I'm creating a price comparison website for my uni project. I'm trying to print the items and the price from this website https://www.lotuss.com.my/en/category/fresh-produce?sort=relevance:DESC but I got this error:
Exception has occurred: TypeError
'NoneType' object is not callable
File "C:\xampp\htdocs\Price\test.py", line 36, in <module>
grocery_items = soup.findall('div', class_='product-grid-item')
^^^^^^^^^^^^^^^^^^^^^^^^^^^^^^^^^^^^^^^^^^^^^^^
TypeError: 'NoneType' object is not callable
This is the code:
from bs4 import BeautifulSoup
import requests
from selenium import webdriver
from selenium.webdriver.chrome.service import Service
from selenium.webdriver.common.by import By
from selenium.webdriver.chrome.options import Options
from selenium.webdriver.support.ui import WebDriverWait
from selenium.webdriver.support import expected_conditions as EC
chrome_options = Options()
chrome_options.add_argument("--disable-gpu")
chrome_options.add_argument("--no-sandbox")
chrome_options.add_argument("--disable-dev-shm-usage")
service = Service(executable_path='C:/chromedriver/chromedriver.exe')
driver = webdriver.Chrome(service=service, options=chrome_options)
# Open the webpage
driver.get('https://www.lotuss.com.my/en/category/fresh-produce?sort=relevance:DESC')
# Wait for the page to fully load
try:
element = WebDriverWait(driver, 10).until(
EC.presence_of_element_located((By.CSS_SELECTOR, "iframe"))
)
print("Please solve the CAPTCHA manually in the opened browser window.")
finally:
input("Press Enter after solving the CAPTCHA...")
html_text = driver.page_source
driver.quit()
soup = BeautifulSoup(html_text, 'lxml')
grocery_items = soup.findall('div', class_='product-grid-item')
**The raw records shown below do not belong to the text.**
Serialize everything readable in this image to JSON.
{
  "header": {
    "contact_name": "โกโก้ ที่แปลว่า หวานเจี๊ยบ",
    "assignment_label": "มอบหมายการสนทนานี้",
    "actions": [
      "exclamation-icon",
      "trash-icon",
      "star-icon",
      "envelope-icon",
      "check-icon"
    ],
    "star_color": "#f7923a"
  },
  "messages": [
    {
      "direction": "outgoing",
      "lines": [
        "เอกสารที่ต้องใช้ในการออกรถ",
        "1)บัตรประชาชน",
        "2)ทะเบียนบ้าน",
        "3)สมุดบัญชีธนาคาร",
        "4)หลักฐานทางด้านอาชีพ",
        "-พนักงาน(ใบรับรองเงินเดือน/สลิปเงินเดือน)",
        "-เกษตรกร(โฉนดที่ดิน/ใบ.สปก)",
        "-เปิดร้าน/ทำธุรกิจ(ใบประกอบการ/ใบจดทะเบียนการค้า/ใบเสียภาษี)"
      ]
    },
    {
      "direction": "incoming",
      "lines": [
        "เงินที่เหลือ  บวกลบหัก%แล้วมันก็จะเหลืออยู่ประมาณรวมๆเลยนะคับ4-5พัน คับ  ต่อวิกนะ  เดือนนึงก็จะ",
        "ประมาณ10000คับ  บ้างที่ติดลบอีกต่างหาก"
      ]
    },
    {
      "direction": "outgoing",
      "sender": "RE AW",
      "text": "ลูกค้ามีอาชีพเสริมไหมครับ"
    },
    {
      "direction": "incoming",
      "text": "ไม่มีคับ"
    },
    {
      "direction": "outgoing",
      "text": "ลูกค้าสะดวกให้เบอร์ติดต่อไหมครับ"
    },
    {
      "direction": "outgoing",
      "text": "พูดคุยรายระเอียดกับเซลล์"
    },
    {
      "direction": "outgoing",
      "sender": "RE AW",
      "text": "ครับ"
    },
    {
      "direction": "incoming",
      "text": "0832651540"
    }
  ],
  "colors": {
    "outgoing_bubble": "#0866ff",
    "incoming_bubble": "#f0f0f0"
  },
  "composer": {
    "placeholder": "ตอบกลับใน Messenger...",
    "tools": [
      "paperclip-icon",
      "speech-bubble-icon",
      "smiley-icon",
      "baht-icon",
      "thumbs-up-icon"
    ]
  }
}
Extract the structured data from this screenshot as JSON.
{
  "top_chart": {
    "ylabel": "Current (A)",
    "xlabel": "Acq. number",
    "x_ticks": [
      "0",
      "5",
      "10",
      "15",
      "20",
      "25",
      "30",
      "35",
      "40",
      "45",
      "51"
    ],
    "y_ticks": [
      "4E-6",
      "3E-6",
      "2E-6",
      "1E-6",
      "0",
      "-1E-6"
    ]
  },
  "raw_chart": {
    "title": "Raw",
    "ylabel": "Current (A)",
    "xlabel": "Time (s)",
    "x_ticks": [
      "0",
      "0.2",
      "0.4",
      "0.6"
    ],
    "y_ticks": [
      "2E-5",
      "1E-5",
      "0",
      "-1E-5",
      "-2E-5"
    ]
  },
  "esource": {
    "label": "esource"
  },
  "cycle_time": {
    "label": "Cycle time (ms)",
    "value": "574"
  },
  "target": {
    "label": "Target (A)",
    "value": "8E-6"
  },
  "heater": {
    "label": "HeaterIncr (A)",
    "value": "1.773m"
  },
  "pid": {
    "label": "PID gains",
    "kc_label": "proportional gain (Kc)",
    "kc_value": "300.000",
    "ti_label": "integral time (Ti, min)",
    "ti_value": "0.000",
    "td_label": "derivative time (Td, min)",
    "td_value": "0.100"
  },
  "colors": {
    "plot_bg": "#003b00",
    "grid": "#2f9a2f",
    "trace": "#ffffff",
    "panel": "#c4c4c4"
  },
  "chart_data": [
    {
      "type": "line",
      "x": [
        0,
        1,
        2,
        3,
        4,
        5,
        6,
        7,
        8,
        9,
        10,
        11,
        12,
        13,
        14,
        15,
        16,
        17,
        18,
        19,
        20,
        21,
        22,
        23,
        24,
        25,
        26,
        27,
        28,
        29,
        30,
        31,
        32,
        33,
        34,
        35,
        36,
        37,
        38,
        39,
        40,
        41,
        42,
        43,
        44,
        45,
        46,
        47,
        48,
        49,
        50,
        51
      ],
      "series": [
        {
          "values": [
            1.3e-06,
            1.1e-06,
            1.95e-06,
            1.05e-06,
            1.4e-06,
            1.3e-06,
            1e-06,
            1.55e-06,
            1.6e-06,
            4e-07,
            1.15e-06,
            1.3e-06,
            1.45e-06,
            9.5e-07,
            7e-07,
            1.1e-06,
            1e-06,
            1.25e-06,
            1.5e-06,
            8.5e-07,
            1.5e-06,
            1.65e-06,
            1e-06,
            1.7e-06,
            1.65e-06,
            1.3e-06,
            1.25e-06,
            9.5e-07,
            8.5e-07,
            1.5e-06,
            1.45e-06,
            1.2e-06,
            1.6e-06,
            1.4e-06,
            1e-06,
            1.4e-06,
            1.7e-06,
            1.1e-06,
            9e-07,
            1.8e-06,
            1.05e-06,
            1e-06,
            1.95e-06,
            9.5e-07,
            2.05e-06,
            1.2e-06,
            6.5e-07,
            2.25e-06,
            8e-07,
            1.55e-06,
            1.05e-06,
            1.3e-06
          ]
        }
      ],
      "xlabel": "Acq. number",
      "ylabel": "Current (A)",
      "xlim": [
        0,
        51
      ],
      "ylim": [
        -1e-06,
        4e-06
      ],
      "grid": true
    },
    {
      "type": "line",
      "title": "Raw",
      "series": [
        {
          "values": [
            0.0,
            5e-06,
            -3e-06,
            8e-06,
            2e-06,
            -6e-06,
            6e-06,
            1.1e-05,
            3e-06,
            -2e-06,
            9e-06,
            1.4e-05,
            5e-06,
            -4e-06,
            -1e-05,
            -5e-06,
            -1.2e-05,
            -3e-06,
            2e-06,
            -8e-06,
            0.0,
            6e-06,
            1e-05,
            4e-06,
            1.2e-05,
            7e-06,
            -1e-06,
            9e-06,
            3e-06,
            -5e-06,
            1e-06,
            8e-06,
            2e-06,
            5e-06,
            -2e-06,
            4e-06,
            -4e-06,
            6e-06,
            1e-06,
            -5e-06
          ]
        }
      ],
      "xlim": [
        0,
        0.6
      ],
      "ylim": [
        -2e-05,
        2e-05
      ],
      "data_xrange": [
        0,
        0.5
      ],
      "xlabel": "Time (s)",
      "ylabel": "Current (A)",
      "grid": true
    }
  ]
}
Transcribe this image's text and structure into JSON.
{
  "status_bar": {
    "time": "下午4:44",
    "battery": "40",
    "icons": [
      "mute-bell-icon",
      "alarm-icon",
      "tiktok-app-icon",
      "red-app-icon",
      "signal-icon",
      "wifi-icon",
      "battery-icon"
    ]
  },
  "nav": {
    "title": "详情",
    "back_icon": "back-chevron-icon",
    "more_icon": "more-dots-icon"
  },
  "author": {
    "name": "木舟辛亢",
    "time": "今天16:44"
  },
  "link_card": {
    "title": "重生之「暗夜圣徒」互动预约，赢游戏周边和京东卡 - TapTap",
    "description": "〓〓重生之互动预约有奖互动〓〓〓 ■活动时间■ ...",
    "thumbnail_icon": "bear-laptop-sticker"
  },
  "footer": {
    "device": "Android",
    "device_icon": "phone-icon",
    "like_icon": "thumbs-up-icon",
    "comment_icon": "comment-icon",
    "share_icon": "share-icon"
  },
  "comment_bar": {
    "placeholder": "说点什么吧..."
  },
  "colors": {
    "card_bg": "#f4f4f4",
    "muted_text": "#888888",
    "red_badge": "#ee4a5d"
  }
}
grocery_price = soup.findall('span', class_='sc-kHxTfl hwpbzy')
print(grocery_items)
print(grocery_price)
The error is caused by using an incorrect method for the soup object. The method should be find_all
instead of findall
.
Code should be as below:
grocery_items = soup.find_all('div', class_='product-grid-item')
grocery_price = soup.find_all('span', class_='sc-kHxTfl hwpbzy')
I tested your code and there are few more issues. Once you have fixed the error asked in this question, you may notice nothing gets printed on the console. Do as below:
By default, selenium doesn't open browser in full screen, this may result in elements being not visible sometimes and may not locate all the targeted elements. Hence open chrome in full screen using below code:
driver.get('https://www.lotuss.com.my/en/category/fresh-produce?sort=relevance:DESC')
driver.maximize_window()
The last line of your code is just printing the HTML
print(grocery_items)
print(grocery_price)
Instead you need to print the text values of the HTML. Use code as below:
for item in grocery_items:
print(item.get_text(strip=True))
for price in grocery_price:
print(price.get_text(strip=True))